Alameda-based general and electrical contractor Sustainable Technologies completed their most recent solar-electric grid tie system, a 30.4 kW array mounted on the roof canopy of a privately owned Shell Service Station at 444 Divisadero St. in San Francisco, California. The array of 216 Kyocera 167 watt modules is expected to offset approximately 70 percent of the current electrical needs at the station, which employs nearly one hundred people to pump fuel, staff two convenience shops, and operate the high volume car washing facility.

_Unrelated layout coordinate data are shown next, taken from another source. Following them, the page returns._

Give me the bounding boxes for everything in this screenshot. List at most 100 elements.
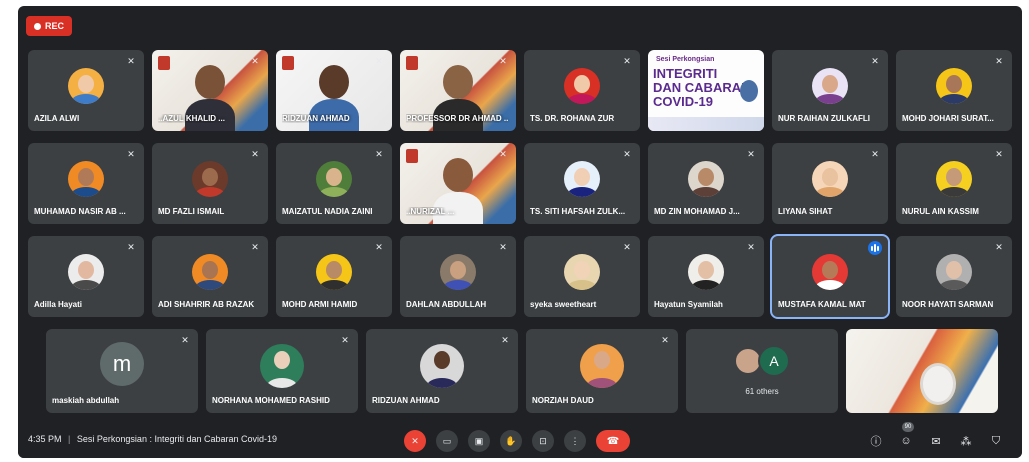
meeting-info: 4:35 PM | Sesi Perkongsian : Integriti d… bbox=[28, 434, 277, 444]
avatar bbox=[812, 160, 848, 197]
people-button[interactable]: ☺ bbox=[898, 433, 914, 449]
raise-hand-icon: ✋ bbox=[505, 435, 517, 446]
recording-badge: REC bbox=[26, 16, 72, 36]
participant-video-tile[interactable]: ✕ ..AZUL KHALID ... bbox=[152, 50, 268, 131]
participant-name: RIDZUAN AHMAD bbox=[372, 396, 440, 405]
participant-name: PROFESSOR DR AHMAD .. bbox=[406, 114, 509, 123]
camera-toggle-button[interactable]: ▭ bbox=[436, 430, 458, 452]
chat-icon: ✉ bbox=[931, 435, 941, 448]
mic-off-icon: ✕ bbox=[251, 149, 259, 159]
participant-tile[interactable]: ✕ NORHANA MOHAMED RASHID bbox=[206, 329, 358, 413]
participant-name: NUR RAIHAN ZULKAFLI bbox=[778, 114, 870, 123]
info-button[interactable]: ⓘ bbox=[868, 433, 884, 449]
people-icon: ☺ bbox=[900, 435, 912, 447]
participant-tile[interactable]: ✕ TS. DR. ROHANA ZUR bbox=[524, 50, 640, 131]
meeting-stage: REC ✕ AZILA ALWI ✕ ..AZUL KHALID ... ✕ R… bbox=[18, 6, 1022, 458]
present-button[interactable]: ⊡ bbox=[532, 430, 554, 452]
avatar bbox=[688, 253, 724, 290]
participant-video-tile[interactable]: ✕ PROFESSOR DR AHMAD .. bbox=[400, 50, 516, 131]
participant-video-tile[interactable]: ✕ ..NURIZAL ... bbox=[400, 143, 516, 224]
mic-off-icon: ✕ bbox=[411, 435, 419, 446]
end-call-button[interactable]: ☎ bbox=[596, 430, 630, 452]
mic-off-icon: ✕ bbox=[499, 242, 507, 252]
slide-title-line: COVID-19 bbox=[653, 94, 713, 109]
participant-tile[interactable]: ✕ ADI SHAHRIR AB RAZAK bbox=[152, 236, 268, 317]
others-count: 61 others bbox=[745, 387, 779, 396]
raise-hand-button[interactable]: ✋ bbox=[500, 430, 522, 452]
participant-name: Adilla Hayati bbox=[34, 300, 83, 309]
mic-off-icon: ✕ bbox=[375, 56, 383, 66]
more-options-button[interactable]: ⋮ bbox=[564, 430, 586, 452]
presentation-tile[interactable]: Sesi Perkongsian INTEGRITI DAN CABARAN C… bbox=[648, 50, 764, 131]
avatar bbox=[564, 160, 600, 197]
participant-tile[interactable]: ✕ LIYANA SIHAT bbox=[772, 143, 888, 224]
participant-tile[interactable]: ✕ AZILA ALWI bbox=[28, 50, 144, 131]
control-bar: 4:35 PM | Sesi Perkongsian : Integriti d… bbox=[18, 422, 1022, 458]
others-tile[interactable]: A 61 others bbox=[686, 329, 838, 413]
participant-video-tile[interactable]: ✕ RIDZUAN AHMAD bbox=[276, 50, 392, 131]
participant-tile[interactable]: ✕ NOOR HAYATI SARMAN bbox=[896, 236, 1012, 317]
avatar bbox=[812, 67, 848, 104]
avatar bbox=[260, 343, 304, 388]
university-logo bbox=[406, 149, 418, 163]
participant-tile[interactable]: ✕ MD ZIN MOHAMAD J... bbox=[648, 143, 764, 224]
participant-name: MAIZATUL NADIA ZAINI bbox=[282, 207, 373, 216]
university-logo bbox=[282, 56, 294, 70]
avatar bbox=[936, 253, 972, 290]
participant-tile[interactable]: ✕ Adilla Hayati bbox=[28, 236, 144, 317]
participant-name: ADI SHAHRIR AB RAZAK bbox=[158, 300, 255, 309]
host-controls-icon: ⛉ bbox=[991, 434, 1001, 447]
mic-off-icon: ✕ bbox=[251, 56, 259, 66]
active-speaker-tile[interactable]: MUSTAFA KAMAL MAT bbox=[770, 234, 890, 319]
university-logo bbox=[158, 56, 170, 70]
clock: 4:35 PM bbox=[28, 434, 62, 444]
separator: | bbox=[68, 434, 71, 444]
participant-name: AZILA ALWI bbox=[34, 114, 80, 123]
participant-tile[interactable]: ✕ NUR RAIHAN ZULKAFLI bbox=[772, 50, 888, 131]
avatar bbox=[564, 253, 600, 290]
self-view-tile[interactable] bbox=[846, 329, 998, 413]
avatar bbox=[316, 253, 352, 290]
mic-off-icon: ✕ bbox=[747, 242, 755, 252]
participant-name: NORHANA MOHAMED RASHID bbox=[212, 396, 330, 405]
avatar bbox=[440, 253, 476, 290]
participant-name: TS. SITI HAFSAH ZULK... bbox=[530, 207, 626, 216]
participant-name: NURUL AIN KASSIM bbox=[902, 207, 979, 216]
participant-tile[interactable]: ✕ MOHD ARMI HAMID bbox=[276, 236, 392, 317]
participant-tile[interactable]: ✕ DAHLAN ABDULLAH bbox=[400, 236, 516, 317]
slide-title: INTEGRITI DAN CABARAN COVID-19 bbox=[653, 67, 751, 109]
participant-count-badge: 90 bbox=[902, 422, 914, 432]
participant-tile[interactable]: ✕ MOHD JOHARI SURAT... bbox=[896, 50, 1012, 131]
participant-name: ..NURIZAL ... bbox=[406, 207, 455, 216]
participant-tile[interactable]: ✕ MAIZATUL NADIA ZAINI bbox=[276, 143, 392, 224]
participant-tile[interactable]: ✕ m maskiah abdullah bbox=[46, 329, 198, 413]
participant-tile[interactable]: ✕ RIDZUAN AHMAD bbox=[366, 329, 518, 413]
mic-toggle-button[interactable]: ✕ bbox=[404, 430, 426, 452]
participant-tile[interactable]: ✕ MUHAMAD NASIR AB ... bbox=[28, 143, 144, 224]
avatar bbox=[192, 160, 228, 197]
participant-name: LIYANA SIHAT bbox=[778, 207, 833, 216]
mic-off-icon: ✕ bbox=[251, 242, 259, 252]
speaker-photo bbox=[740, 80, 758, 102]
avatar-initial: m bbox=[100, 342, 144, 387]
participant-tile[interactable]: ✕ syeka sweetheart bbox=[524, 236, 640, 317]
mic-off-icon: ✕ bbox=[127, 149, 135, 159]
participant-tile[interactable]: ✕ NORZIAH DAUD bbox=[526, 329, 678, 413]
speaking-indicator-icon bbox=[868, 241, 882, 255]
mic-off-icon: ✕ bbox=[623, 56, 631, 66]
participant-name: RIDZUAN AHMAD bbox=[282, 114, 350, 123]
participant-tile[interactable]: ✕ NURUL AIN KASSIM bbox=[896, 143, 1012, 224]
avatar bbox=[68, 160, 104, 197]
participant-tile[interactable]: ✕ MD FAZLI ISMAIL bbox=[152, 143, 268, 224]
avatar bbox=[936, 160, 972, 197]
participant-tile[interactable]: ✕ Hayatun Syamilah bbox=[648, 236, 764, 317]
participant-tile[interactable]: ✕ TS. SITI HAFSAH ZULK... bbox=[524, 143, 640, 224]
mic-off-icon: ✕ bbox=[871, 56, 879, 66]
participant-name: maskiah abdullah bbox=[52, 396, 120, 405]
participant-name: MD ZIN MOHAMAD J... bbox=[654, 207, 740, 216]
host-controls-button[interactable]: ⛉ bbox=[988, 433, 1004, 449]
activities-button[interactable]: ⁂ bbox=[958, 433, 974, 449]
captions-button[interactable]: ▣ bbox=[468, 430, 490, 452]
chat-button[interactable]: ✉ bbox=[928, 433, 944, 449]
slide-footer-band bbox=[648, 117, 764, 131]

San Francisco, California – August 18, 2004 [SolarAccess.com] The finished system has an installed cost of approximately $280,000 of which $132,295 (or $4.50/watt) will be reimbursed to the owner under PG&E’s Self-Generation Incentive Program, which compensates the owners of new PV systems through a rebate that corresponds to the system’s energy production capacity, in watts. Additional financial incentives that provide for federal tax credits, accelerated depreciation, and time-of-use and net metering bring the final cost down far enough to allow repayment of the initial investment in approximately eight years. When PG&E completes their portion of the final inspection in the next couple of weeks, the Divisadero Street Shell Station is expected to save an average of $860 per month on their energy bill. Annual production is estimated to top 53,000 kilowatt-hours per year. “I think it’s a great thing,” said John Shimek, Operations Manager at the station. “We use a lot of electricity here, so for us to be able to produce our own on-site makes perfect sense. The fact that it’s going to save us money and be better for the environment truly makes it a win-win proposition.” The PV project’s location at the busy corner of Oak and Divisadero Streets has made it a very high-profile project that is attracting much attention and curiosity from both patrons of the carwash and passing motorists. The project developers said the pattern of midnight blue crystalline panels framed in sleek, black frames add a clean, modern look to the familiar colors and canopy of the Shell Station, a 45-year resident of the corner lot. The project was an engineering and technical challenge from the beginning,” said Project Manager Miguel Silva. “Everyone on the Sustainable Technologies team knows the importance of this project and gave their best to successfully complete it.”